Confronting the pride and the denial that are besetting the world's 'greatest superpower': redefining development.
The problem with being a super power is you tend to think highly of yourself. You are, after all, both super and power. The pride that comes with thinking of oneself as highly developed, or civilized, or at least a great Empire is undoubtably one of the major reasons why it has taken the United States - and other Western countries - so long to fully admit to and appropriately deal with dangers such as climate change and with the challenges of sustainable development and to normalise green growth.
Take the area where the United States should excel: renewable energy. The US has the old auto factories that easily become wind turbine factories, it has the massive of unemployed, many of who are blue collar workers, it has a social movement (Green for All) that is supporting the transition, it has excellent examples of poverty-energy-growth- win-win-win sustainable solutions, it has global reach, industrial prowress, excellent access to markets, generally favorable trade policies, etc. You know the drill. Who is excelling? China. They are becoming the leaders in green energy - as you probably knew.
There are a lot of reasons why. But pride, prejudice, and a dangerous degree of denial are right up there. Not that the United States is new to any of those characteristics - particularly the denial aspect. Which is dangerous for any market entity - it is essential that the US keep its head above water, something its having an increasingly difficult thing doing.

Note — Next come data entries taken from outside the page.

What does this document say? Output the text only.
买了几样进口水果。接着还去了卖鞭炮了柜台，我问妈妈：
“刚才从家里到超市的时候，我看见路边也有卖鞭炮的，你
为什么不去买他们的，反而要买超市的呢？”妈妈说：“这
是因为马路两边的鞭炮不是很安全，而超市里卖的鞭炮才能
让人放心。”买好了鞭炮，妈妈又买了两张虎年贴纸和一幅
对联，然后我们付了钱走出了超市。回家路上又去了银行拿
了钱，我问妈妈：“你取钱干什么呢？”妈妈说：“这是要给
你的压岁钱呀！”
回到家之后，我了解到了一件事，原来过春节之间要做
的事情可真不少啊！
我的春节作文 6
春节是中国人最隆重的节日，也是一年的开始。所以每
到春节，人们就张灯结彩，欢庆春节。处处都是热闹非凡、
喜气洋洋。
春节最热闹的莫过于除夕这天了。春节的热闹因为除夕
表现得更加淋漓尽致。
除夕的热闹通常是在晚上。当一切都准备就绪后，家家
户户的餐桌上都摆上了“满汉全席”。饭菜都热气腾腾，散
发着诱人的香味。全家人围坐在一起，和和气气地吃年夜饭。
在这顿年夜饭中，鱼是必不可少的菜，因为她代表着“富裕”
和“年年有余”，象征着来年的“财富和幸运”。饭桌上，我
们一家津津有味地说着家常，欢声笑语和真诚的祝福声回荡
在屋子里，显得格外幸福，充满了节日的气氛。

There needs, now, a reconceptualisation of development in order to enable sustainable development. With China owning much of the US, and with it clearly racing ahead on what is surely some of the most important emerging markets for this century, we can not longer say that even though China is poor, it is clearly undeveloped. And given the dangers of pride and prejudice, I would be loath to call any country that includes them as 'developed'. Instead, all countries should be seen as developing. That would enable a greater degree of humility - and the chance for learning. And such humility is essential for sustainable development.